At the end of the nineteenth century and the beginning of the twentieth, ‘Modernist’ Latin American poets played with exoticism. Julián del Casal wrote Nieve in tropical Cuba. He was infatuated with a ‘Japanese-Cuban’ lady. The Uruguayan Julio Herrera y Reissig wrote the Basque sonnets. And Rubén Darío was accused of exoticism by the Uruguayan critic José Enrique Rodó. The Modernists mixed races (crossbreeding) and juxtaposed places (exoticism).

After the Modernistas, the Avantgardists, the Italian Marinetti and the Chilean Vicente Huidobro became obsessed with velocity, the new means of transportation, and with ‘traveling by parachute’. Exoticism and velocity were the concerns of poets a hundred years ago. I think that today we can use a third term to describe that developing process: connectivity. In this global context, we learn about feats of pacific resistance (Mahatma Gandhi, the Dalai Lama). Sometimes one can only express dissent by dying.

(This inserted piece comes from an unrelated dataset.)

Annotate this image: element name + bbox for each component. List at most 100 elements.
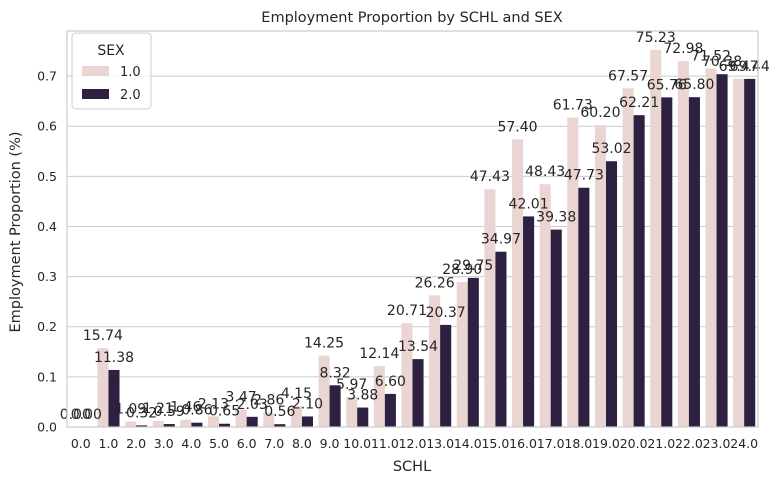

In our lives the global and the local coexist. A certain way of speaking, certain local expressions or intonations, deriving in quick and casual understanding among those who share them, the circumstances of our corner, are not exchangeable. Still, beyond commonplace identity, I go for change and transformation. So that which seemed to be ours becomes strange. In this sense to pass is to think, to question a certain regime, to marvel that it is still there, to wonder what makes it possible, going into its enclaves, looking for traces of the movements which formed it and discovering in those stories apparently in ashes, how to think, how to live otherwise.

Biblography

Arendt, Hannah, La promesa de la política, Buenos Aires, Paidós, 2008.

Lezama Lima, José, Poesía completa, Havana, Instituto del Libro, 1970.

Tsvietáieva, Marina, El diablo, Barcelona, Anagrama, 1991.

[1]. José Lezama Lima, Poesía completa, Havana, Instituto del Libro, 1970, p. 5.

[2]. Marina Tsvietáieva, El diablo, Barcelona, Anagrama, 1991, p. 37.

[3]. Hannah Arendt, La promesa de la política, Buenos Aires, Paidós, 2008, p. 113.

[4]. The ‘llamadas’ is the black part of the Uruguayan carnival, in which groups or ‘comparsas’ dance to the percussion of drums. This takes place on one or two nights during the carnival period.